We also reference a couple of new variables which we’ll need to add to the variables.tf
file, staging_domain_name
and staging_origin_id
. Add the following to your variables.tf
file to set these variables up:
variable "staging_domain_name" {
type = string
description = "Domain name of the staging app. e.g. test.herokuapp.com"
}
variable "staging_origin_id" {
type = string
description = "Identifier for the staging origin. e.g. app-name-test"
}
One other thing of note in the aws_cloudfront_distribution
above is the viewer_certificate
. In order for CloudFront to work with your application, you’ll need to set up a certificate in Amazon Certificate Manager. The reason that this is left to do manually rather than in this script, is because you need to verify you domain via DNS to validate the certificate.
If you are using Route 53, then this can be automated in a Terraform script, but if your DNS is handled anywhere else it is harder to automate this stage, so we’ll handle it manually.

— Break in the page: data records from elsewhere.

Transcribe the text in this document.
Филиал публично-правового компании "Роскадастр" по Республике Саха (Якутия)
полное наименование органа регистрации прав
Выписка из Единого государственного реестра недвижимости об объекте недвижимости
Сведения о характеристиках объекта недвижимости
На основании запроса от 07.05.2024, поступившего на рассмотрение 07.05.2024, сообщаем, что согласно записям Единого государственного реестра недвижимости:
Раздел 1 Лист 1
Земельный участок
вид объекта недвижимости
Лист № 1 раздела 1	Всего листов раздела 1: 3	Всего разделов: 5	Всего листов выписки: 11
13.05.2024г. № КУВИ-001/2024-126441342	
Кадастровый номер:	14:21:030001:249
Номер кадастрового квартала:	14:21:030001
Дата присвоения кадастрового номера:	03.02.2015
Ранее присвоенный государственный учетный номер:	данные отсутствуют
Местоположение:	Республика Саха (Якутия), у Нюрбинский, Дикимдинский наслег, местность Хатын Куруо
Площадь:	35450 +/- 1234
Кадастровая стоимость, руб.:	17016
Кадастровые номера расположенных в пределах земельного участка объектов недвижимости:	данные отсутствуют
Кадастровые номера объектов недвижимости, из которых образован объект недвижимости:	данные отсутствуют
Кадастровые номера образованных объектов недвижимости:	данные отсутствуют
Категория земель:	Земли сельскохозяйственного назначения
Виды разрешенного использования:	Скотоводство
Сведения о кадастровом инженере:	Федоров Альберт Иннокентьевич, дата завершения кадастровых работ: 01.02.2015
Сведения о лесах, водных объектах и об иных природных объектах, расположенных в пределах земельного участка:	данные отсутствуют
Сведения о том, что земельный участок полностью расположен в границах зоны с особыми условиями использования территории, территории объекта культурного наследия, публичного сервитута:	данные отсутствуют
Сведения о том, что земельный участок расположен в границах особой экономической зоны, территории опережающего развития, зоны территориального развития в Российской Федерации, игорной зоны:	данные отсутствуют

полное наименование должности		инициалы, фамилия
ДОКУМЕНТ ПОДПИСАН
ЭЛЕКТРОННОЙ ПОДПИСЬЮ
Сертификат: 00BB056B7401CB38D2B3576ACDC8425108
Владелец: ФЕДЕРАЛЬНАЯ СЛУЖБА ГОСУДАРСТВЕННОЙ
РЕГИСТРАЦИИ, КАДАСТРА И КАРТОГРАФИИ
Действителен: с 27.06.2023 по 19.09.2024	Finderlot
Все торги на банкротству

In your AWS account navigate to ACM. Ensure that you’re in region us-east-1
and add a new certificate for the domain of your website. You’ll be able to add this domain name into your distribution config once the certificate is provisioned, and at that point you’ll need to add a CNAME record for your domain root, with the CloudFront domain as the value.
In this post we expanded upon the resources we created in part 1 by adding an S3 bucket for storage and a CloudFront distribution to improve website performance. The scripts that were added in this post can be found in the part 2 directory on the Terraform blog post repo in my GitHub account.
Next time we’ll finish off the stack for this website architecture by adding a pipeline into Heroku so that we can have both a staging application and a deployment application, and we’ll also provision some basic website uptime monitoring using Status Cake.